ML Security PapersAdaptive Defense Orchestration for RAG: A Sentinel-Strategist Architecture against Multi-Vector Attacks
Pranav Pallerla 1, Wilson Naik Bhukya 2, Bharath Vemula 1, Charan Ramtej Kodi 1
Published on arXiv
2604.20932
Membership Inference Attack
OWASP ML Top 10 — ML04
Data Poisoning Attack
OWASP ML Top 10 — ML02
Sensitive Information Disclosure
OWASP LLM Top 10 — LLM06
Key Finding
Eliminates membership inference leakage while restoring contextual recall to 75%+ of undefended baseline (vs 40%+ degradation from static full-defense stack); reduces data poisoning attack success to near zero
ADO (Adaptive Defense Orchestration) / Sentinel-Strategist Architecture
Novel technique introduced
Retrieval-augmented generation (RAG) systems are increasingly deployed in sensitive domains such as healthcare and law, where they rely on private, domain-specific knowledge. This capability introduces significant security risks, including membership inference, data poisoning, and unintended content leakage. A straightforward mitigation is to enable all relevant defenses simultaneously, but doing so incurs a substantial utility cost. In our experiments, an always-on defense stack reduces contextual recall by more than 40%, indicating that retrieval degradation is the primary failure mode. To mitigate this trade-off in RAG systems, we propose the Sentinel-Strategist architecture, a context-aware framework for risk analysis and defense selection. A Sentinel detects anomalous retrieval behavior, after which a Strategist selectively deploys only the defenses warranted by the query context. Evaluated across three benchmark datasets and five orchestration models, ADO is shown to eliminate MBA-style membership inference leakage while substantially recovering retrieval utility relative to a fully static defense stack, approaching undefended baseline levels. Under data poisoning, the strongest ADO variants reduce attack success to near zero while restoring contextual recall to more than 75% of the undefended baseline, although robustness remains sensitive to model choice. Overall, these findings show that adaptive, query-aware defense can substantially reduce the security-utility trade-off in RAG systems.
Key Contributions
- Sentinel-Strategist architecture for adaptive, query-aware defense orchestration in RAG systems
- First empirical evaluation of RAG under concurrent multi-vector attacks (membership inference + data poisoning + content leakage)
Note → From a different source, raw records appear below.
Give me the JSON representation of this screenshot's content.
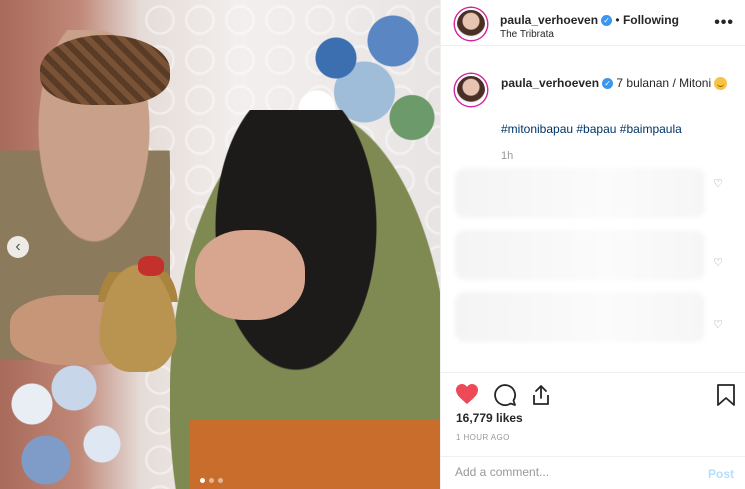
{
  "header": {
    "username": "paula_verhoeven",
    "separator": "•",
    "follow_label": "Following",
    "location": "The Tribrata",
    "more_label": "•••"
  },
  "caption": {
    "username": "paula_verhoeven",
    "text": "7 bulanan / Mitoni",
    "hashtags": "#mitonibapau #bapau #baimpaula",
    "time": "1h"
  },
  "comments": [
    {
      "like_icon": "heart-outline-icon"
    },
    {
      "like_icon": "heart-outline-icon"
    },
    {
      "like_icon": "heart-outline-icon"
    }
  ],
  "actions": {
    "likes": "16,779 likes",
    "time_ago": "1 HOUR AGO",
    "comment_placeholder": "Add a comment...",
    "post_label": "Post"
  },
  "colors": {
    "like_red": "#ed4956",
    "link_blue": "#003569",
    "verified_blue": "#3897f0",
    "post_disabled": "#b2dffc"
  },
  "icons": [
    "verified-badge-icon",
    "heart-filled-icon",
    "comment-icon",
    "share-icon",
    "bookmark-icon",
    "chevron-left-icon",
    "grin-emoji-icon"
  ]
}
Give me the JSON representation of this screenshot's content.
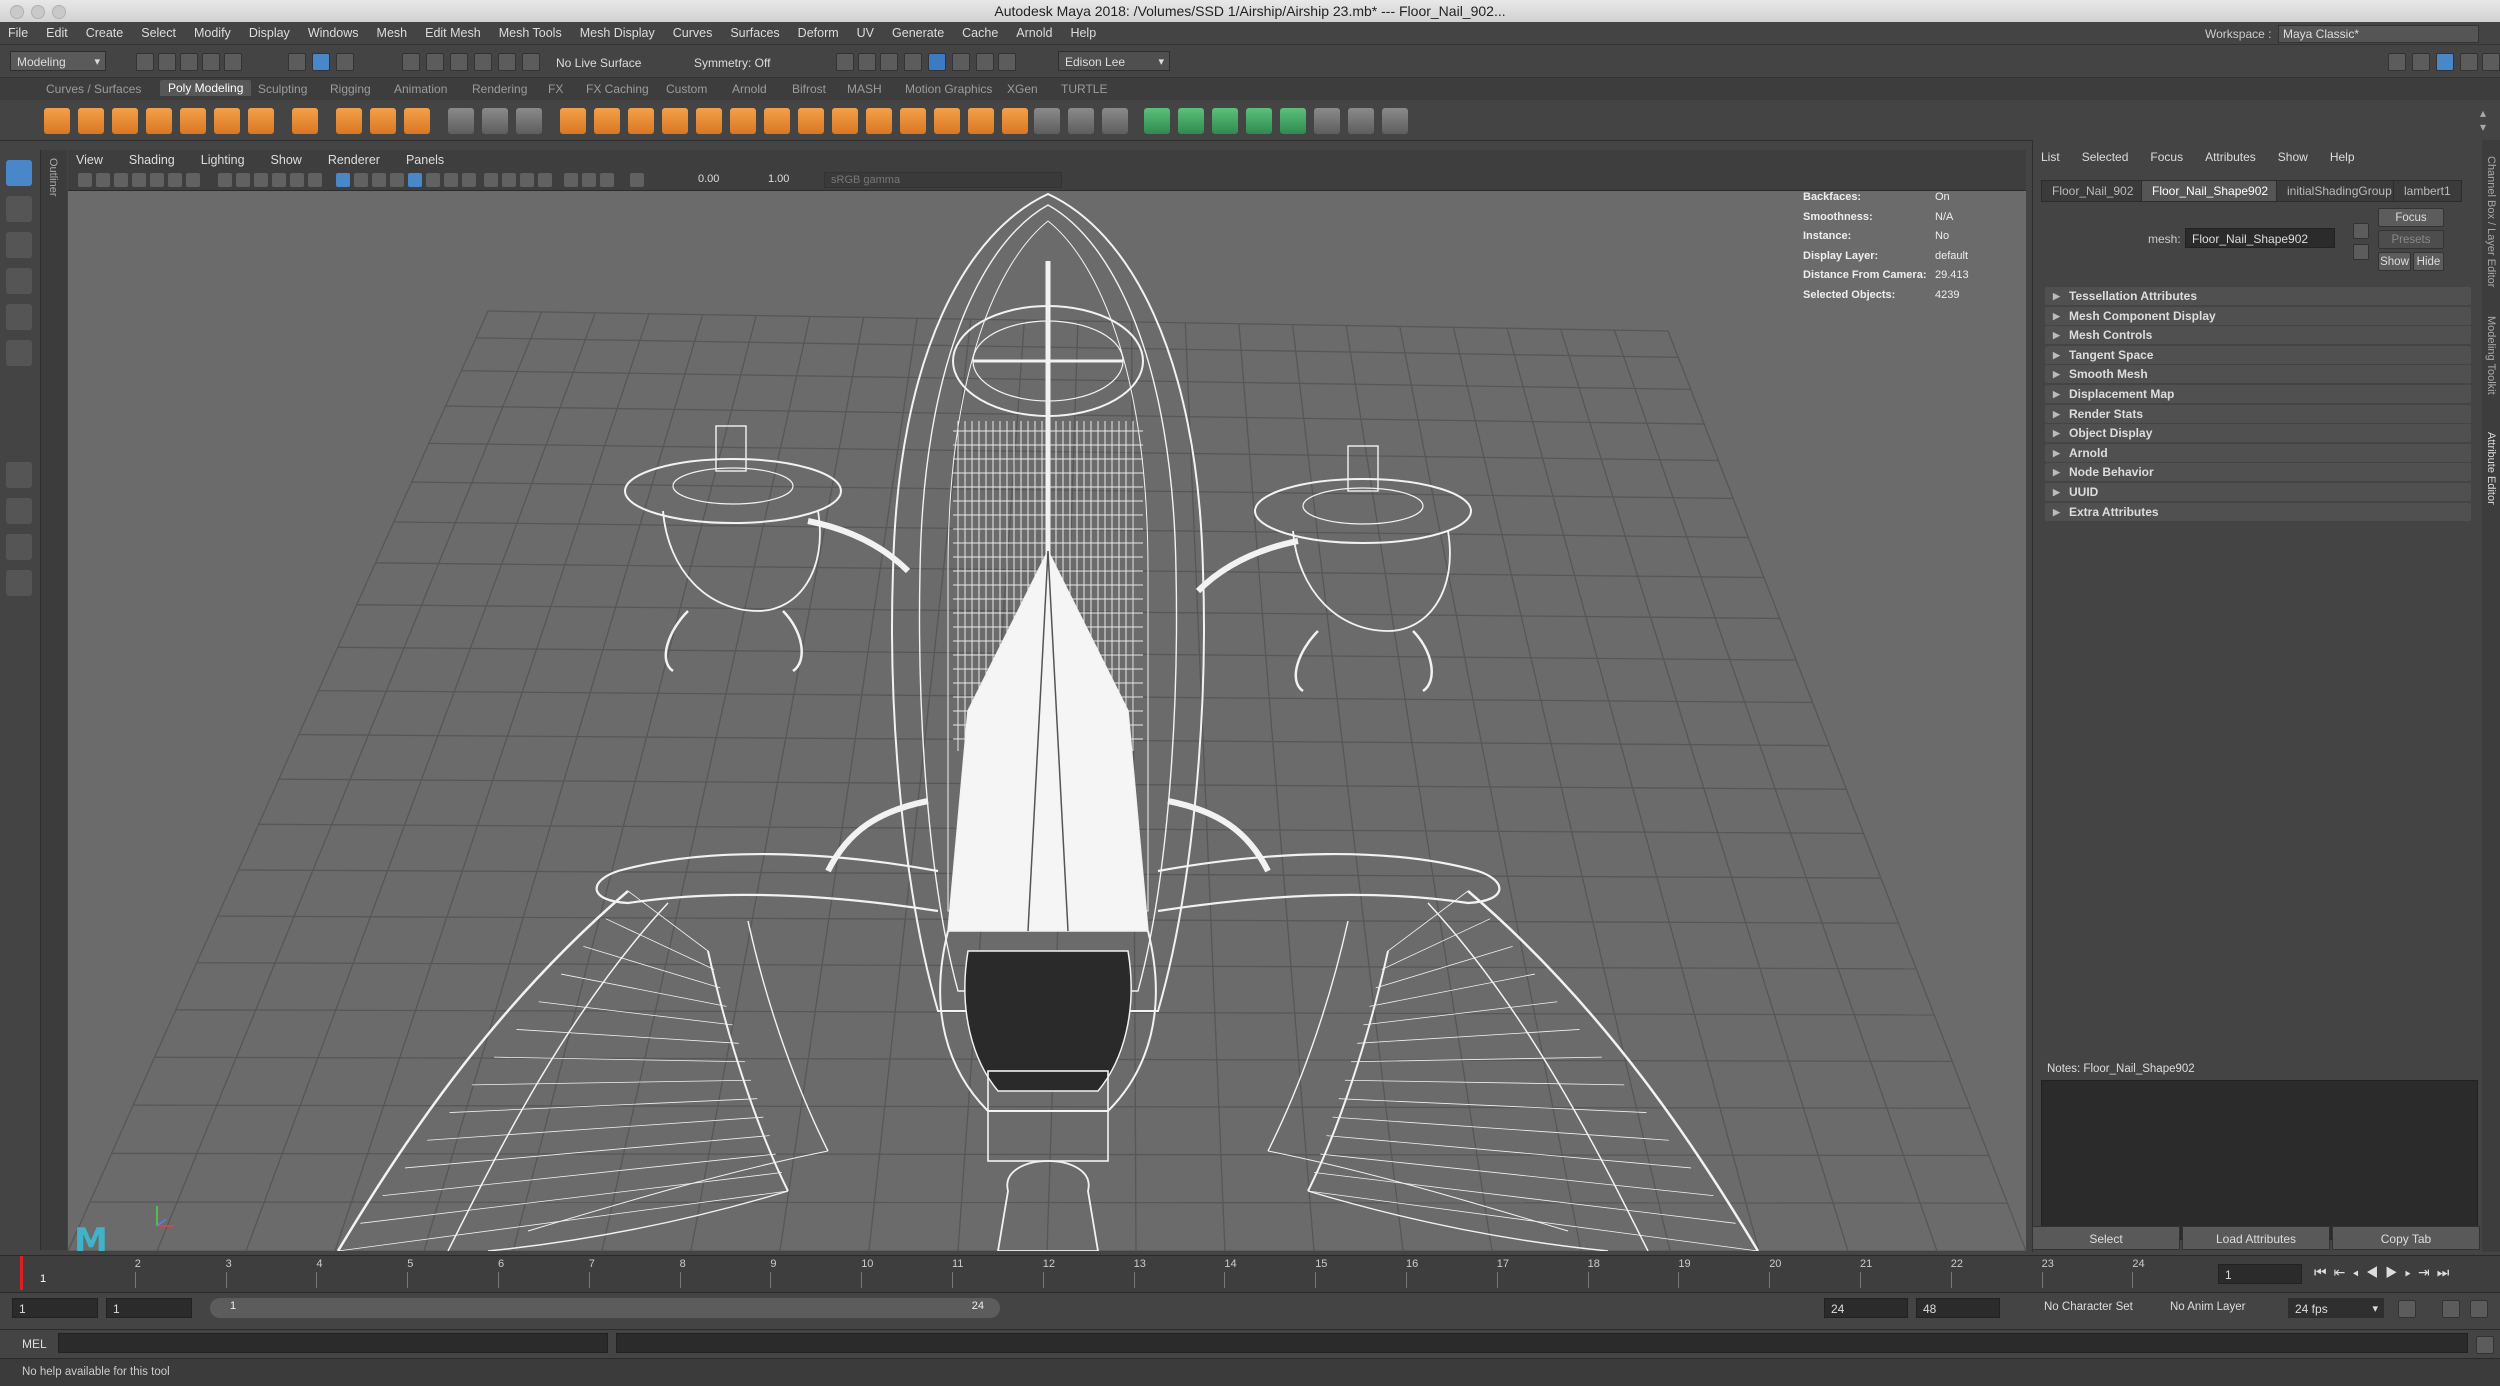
{
  "window": {
    "title": "Autodesk Maya 2018: /Volumes/SSD 1/Airship/Airship 23.mb*   ---   Floor_Nail_902..."
  },
  "menubar": [
    "File",
    "Edit",
    "Create",
    "Select",
    "Modify",
    "Display",
    "Windows",
    "Mesh",
    "Edit Mesh",
    "Mesh Tools",
    "Mesh Display",
    "Curves",
    "Surfaces",
    "Deform",
    "UV",
    "Generate",
    "Cache",
    "Arnold",
    "Help"
  ],
  "workspace": {
    "label": "Workspace :",
    "value": "Maya Classic*"
  },
  "statusline": {
    "mode": "Modeling",
    "live_surface": "No Live Surface",
    "symmetry": "Symmetry: Off",
    "user": "Edison Lee"
  },
  "shelf_tabs": [
    "Curves / Surfaces",
    "Poly Modeling",
    "Sculpting",
    "Rigging",
    "Animation",
    "Rendering",
    "FX",
    "FX Caching",
    "Custom",
    "Arnold",
    "Bifrost",
    "MASH",
    "Motion Graphics",
    "XGen",
    "TURTLE"
  ],
  "shelf_active": "Poly Modeling",
  "outliner_label": "Outliner",
  "viewport": {
    "menu": [
      "View",
      "Shading",
      "Lighting",
      "Show",
      "Renderer",
      "Panels"
    ],
    "exposure": "0.00",
    "gamma": "1.00",
    "colorspace": "sRGB gamma",
    "hud": [
      {
        "label": "Backfaces:",
        "value": "On"
      },
      {
        "label": "Smoothness:",
        "value": "N/A"
      },
      {
        "label": "Instance:",
        "value": "No"
      },
      {
        "label": "Display Layer:",
        "value": "default"
      },
      {
        "label": "Distance From Camera:",
        "value": "29.413"
      },
      {
        "label": "Selected Objects:",
        "value": "4239"
      }
    ],
    "logo": "M"
  },
  "attribute_editor": {
    "menu": [
      "List",
      "Selected",
      "Focus",
      "Attributes",
      "Show",
      "Help"
    ],
    "tabs": [
      "Floor_Nail_902",
      "Floor_Nail_Shape902",
      "initialShadingGroup",
      "lambert1"
    ],
    "active_tab": "Floor_Nail_Shape902",
    "mesh_label": "mesh:",
    "mesh_value": "Floor_Nail_Shape902",
    "focus_btn": "Focus",
    "presets_btn": "Presets",
    "show_btn": "Show",
    "hide_btn": "Hide",
    "sections": [
      "Tessellation Attributes",
      "Mesh Component Display",
      "Mesh Controls",
      "Tangent Space",
      "Smooth Mesh",
      "Displacement Map",
      "Render Stats",
      "Object Display",
      "Arnold",
      "Node Behavior",
      "UUID",
      "Extra Attributes"
    ],
    "notes_label": "Notes:  Floor_Nail_Shape902",
    "bottom_buttons": [
      "Select",
      "Load Attributes",
      "Copy Tab"
    ]
  },
  "side_strip": [
    "Channel Box / Layer Editor",
    "Modeling Toolkit",
    "Attribute Editor"
  ],
  "timeline": {
    "ticks": [
      "1",
      "2",
      "3",
      "4",
      "5",
      "6",
      "7",
      "8",
      "9",
      "10",
      "11",
      "12",
      "13",
      "14",
      "15",
      "16",
      "17",
      "18",
      "19",
      "20",
      "21",
      "22",
      "23",
      "24"
    ],
    "current_frame": "1",
    "current_field": "1"
  },
  "range": {
    "start": "1",
    "playback_start": "1",
    "slider_start": "1",
    "slider_end": "24",
    "playback_end": "24",
    "end": "48",
    "character_set": "No Character Set",
    "anim_layer": "No Anim Layer",
    "fps": "24 fps"
  },
  "cmdline": {
    "lang": "MEL"
  },
  "help": {
    "text": "No help available for this tool"
  }
}
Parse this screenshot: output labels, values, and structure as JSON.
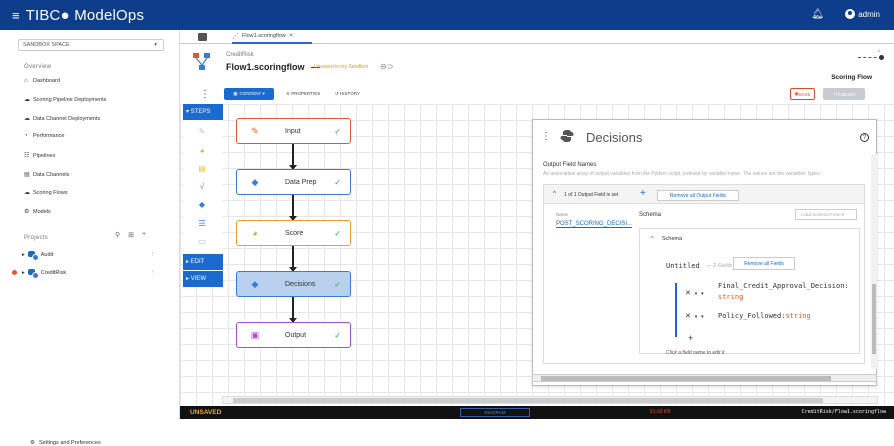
{
  "header": {
    "brand": "TIBC● ModelOps",
    "user": "admin"
  },
  "sidebar": {
    "space": "SANDBOX SPACE",
    "overview_heading": "Overview",
    "items": [
      {
        "label": "Dashboard",
        "icon": "home-icon"
      },
      {
        "label": "Scoring Pipeline Deployments",
        "icon": "cloud-icon"
      },
      {
        "label": "Data Channel Deployments",
        "icon": "cloud-icon"
      },
      {
        "label": "Performance",
        "icon": "gauge-icon"
      },
      {
        "label": "Pipelines",
        "icon": "pipeline-icon"
      },
      {
        "label": "Data Channels",
        "icon": "database-icon"
      },
      {
        "label": "Scoring Flows",
        "icon": "flow-icon"
      },
      {
        "label": "Models",
        "icon": "model-icon"
      }
    ],
    "projects_heading": "Projects",
    "projects": [
      {
        "label": "Audit"
      },
      {
        "label": "CreditRisk"
      }
    ],
    "settings": "Settings and Preferences"
  },
  "tab": {
    "label": "Flow1.scoringflow"
  },
  "flow": {
    "project": "CreditRisk",
    "name": "Flow1.scoringflow",
    "dash": "—",
    "unsaved_note": "Unsaved in my Sandbox",
    "type_label": "Scoring Flow",
    "version": "1"
  },
  "toolbar": {
    "content": "CONTENT ▾",
    "properties": "PROPERTIES",
    "history": "HISTORY",
    "save": "SAVE",
    "publish": "PUBLISH"
  },
  "palette": {
    "steps": "▾ STEPS",
    "edit": "▸ EDIT",
    "view": "▸ VIEW"
  },
  "nodes": [
    {
      "label": "Input",
      "color": "#e2572b"
    },
    {
      "label": "Data Prep",
      "color": "#3a7bd5"
    },
    {
      "label": "Score",
      "color": "#f29a2e"
    },
    {
      "label": "Decisions",
      "color": "#3a7bd5"
    },
    {
      "label": "Output",
      "color": "#a84fd1"
    }
  ],
  "panel": {
    "title": "Decisions",
    "section": "Output Field Names",
    "description": "An associative array of output variables from the Python script, indexed by variable name. The values are the variables' types.",
    "count": "1 of 1 Output Field is set",
    "remove_all": "Remove all Output Fields",
    "name_label": "Name",
    "name_value": "POST_SCORING_DECISI...",
    "schema_label": "Schema",
    "load_schema": "Load Schema From ▾",
    "schema_title": "Schema",
    "untitled": "Untitled",
    "field_count": "— 2 Fields",
    "remove_fields": "Remove all Fields",
    "fields": [
      {
        "name": "Final_Credit_Approval_Decision:",
        "type": "string"
      },
      {
        "name": "Policy_Followed:",
        "type": "string"
      }
    ],
    "hint": "Click a field name to edit it"
  },
  "status": {
    "unsaved": "UNSAVED",
    "middle": "DIAGRAM",
    "memory": "61.69 KB",
    "path": "CreditRisk/Flow1.scoringflow"
  }
}
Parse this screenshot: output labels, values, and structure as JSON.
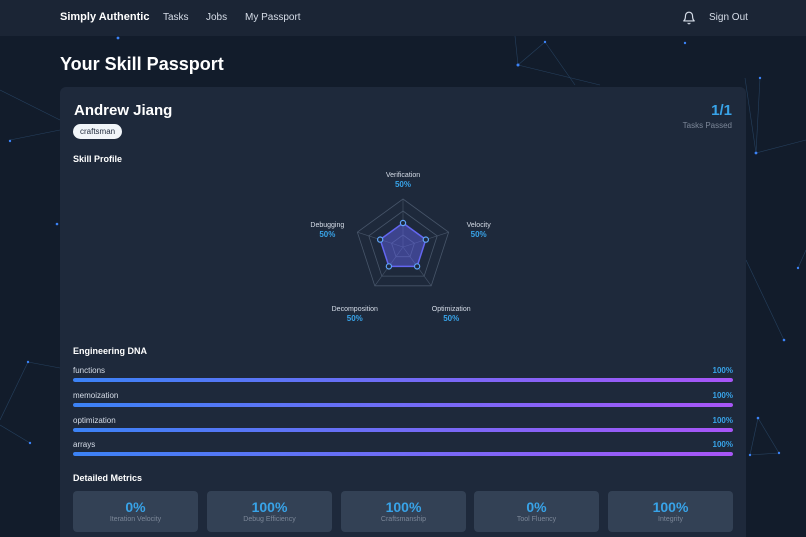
{
  "nav": {
    "brand": "Simply Authentic",
    "links": [
      "Tasks",
      "Jobs",
      "My Passport"
    ],
    "sign_out": "Sign Out"
  },
  "page": {
    "title": "Your Skill Passport"
  },
  "profile": {
    "name": "Andrew Jiang",
    "badge": "craftsman",
    "tasks_count": "1/1",
    "tasks_label": "Tasks Passed"
  },
  "skill_profile": {
    "title": "Skill Profile",
    "axes": [
      {
        "name": "Verification",
        "value_label": "50%",
        "value": 0.5
      },
      {
        "name": "Velocity",
        "value_label": "50%",
        "value": 0.5
      },
      {
        "name": "Optimization",
        "value_label": "50%",
        "value": 0.5
      },
      {
        "name": "Decomposition",
        "value_label": "50%",
        "value": 0.5
      },
      {
        "name": "Debugging",
        "value_label": "50%",
        "value": 0.5
      }
    ]
  },
  "engineering_dna": {
    "title": "Engineering DNA",
    "items": [
      {
        "label": "functions",
        "percent_label": "100%",
        "percent": 100
      },
      {
        "label": "memoization",
        "percent_label": "100%",
        "percent": 100
      },
      {
        "label": "optimization",
        "percent_label": "100%",
        "percent": 100
      },
      {
        "label": "arrays",
        "percent_label": "100%",
        "percent": 100
      }
    ]
  },
  "detailed_metrics": {
    "title": "Detailed Metrics",
    "items": [
      {
        "value": "0%",
        "label": "Iteration Velocity"
      },
      {
        "value": "100%",
        "label": "Debug Efficiency"
      },
      {
        "value": "100%",
        "label": "Craftsmanship"
      },
      {
        "value": "0%",
        "label": "Tool Fluency"
      },
      {
        "value": "100%",
        "label": "Integrity"
      }
    ]
  },
  "colors": {
    "accent": "#38a3e8",
    "background": "#121c2b",
    "card": "#1e293b",
    "bar_start": "#3b82f6",
    "bar_end": "#a855f7"
  },
  "icons": {
    "notifications": "bell-icon"
  }
}
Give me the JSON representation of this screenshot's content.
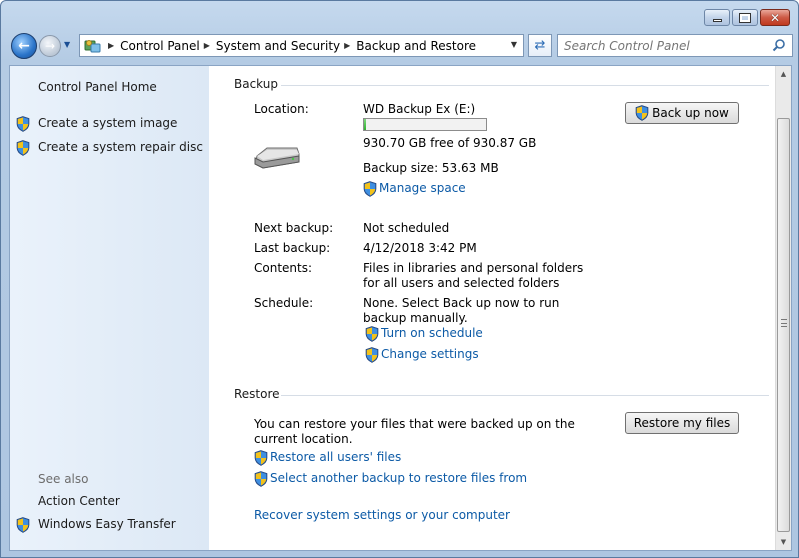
{
  "window": {
    "caption": {
      "minimize": "–",
      "maximize": "□",
      "close": "✕"
    }
  },
  "nav": {
    "back_icon": "back-arrow-icon",
    "forward_icon": "forward-arrow-icon",
    "breadcrumbs": [
      "Control Panel",
      "System and Security",
      "Backup and Restore"
    ],
    "search_placeholder": "Search Control Panel"
  },
  "sidebar": {
    "home": "Control Panel Home",
    "tasks": [
      "Create a system image",
      "Create a system repair disc"
    ],
    "see_also_label": "See also",
    "see_also": [
      "Action Center",
      "Windows Easy Transfer"
    ]
  },
  "backup": {
    "section_title": "Backup",
    "location_label": "Location:",
    "location_value": "WD Backup Ex  (E:)",
    "free_space": "930.70 GB free of 930.87 GB",
    "used_fraction": 0.0002,
    "backup_size": "Backup size: 53.63 MB",
    "manage_space": "Manage space",
    "back_up_now": "Back up now",
    "next_backup_label": "Next backup:",
    "next_backup_value": "Not scheduled",
    "last_backup_label": "Last backup:",
    "last_backup_value": "4/12/2018 3:42 PM",
    "contents_label": "Contents:",
    "contents_value": "Files in libraries and personal folders for all users and selected folders",
    "schedule_label": "Schedule:",
    "schedule_value": "None. Select Back up now to run backup manually.",
    "turn_on_schedule": "Turn on schedule",
    "change_settings": "Change settings"
  },
  "restore": {
    "section_title": "Restore",
    "description": "You can restore your files that were backed up on the current location.",
    "restore_my_files": "Restore my files",
    "restore_all_users": "Restore all users' files",
    "select_another": "Select another backup to restore files from",
    "recover_system": "Recover system settings or your computer"
  },
  "colors": {
    "link": "#0c5aa6",
    "sidebar_bg": "#dce8f5",
    "frame": "#b4cbe4"
  }
}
- Demonstrates that adaptive defense recovers 75%+ contextual recall while reducing attack success to near zero, compared to 40%+ utility loss from static always-on defenses
🛡️ Threat Analysis
Paper addresses data poisoning attacks where adversaries inject malicious documents into the RAG knowledge base to manipulate retrieval and generation. TrustRAG-style clustering defense filters poisoned documents, and ADO reduces attack success to near zero.
Paper addresses membership inference attacks (MIA) on RAG knowledge bases where adversaries probe to determine if specific documents are present. The Sentinel-Strategist architecture is evaluated against MBA-style membership inference, achieving elimination of leakage.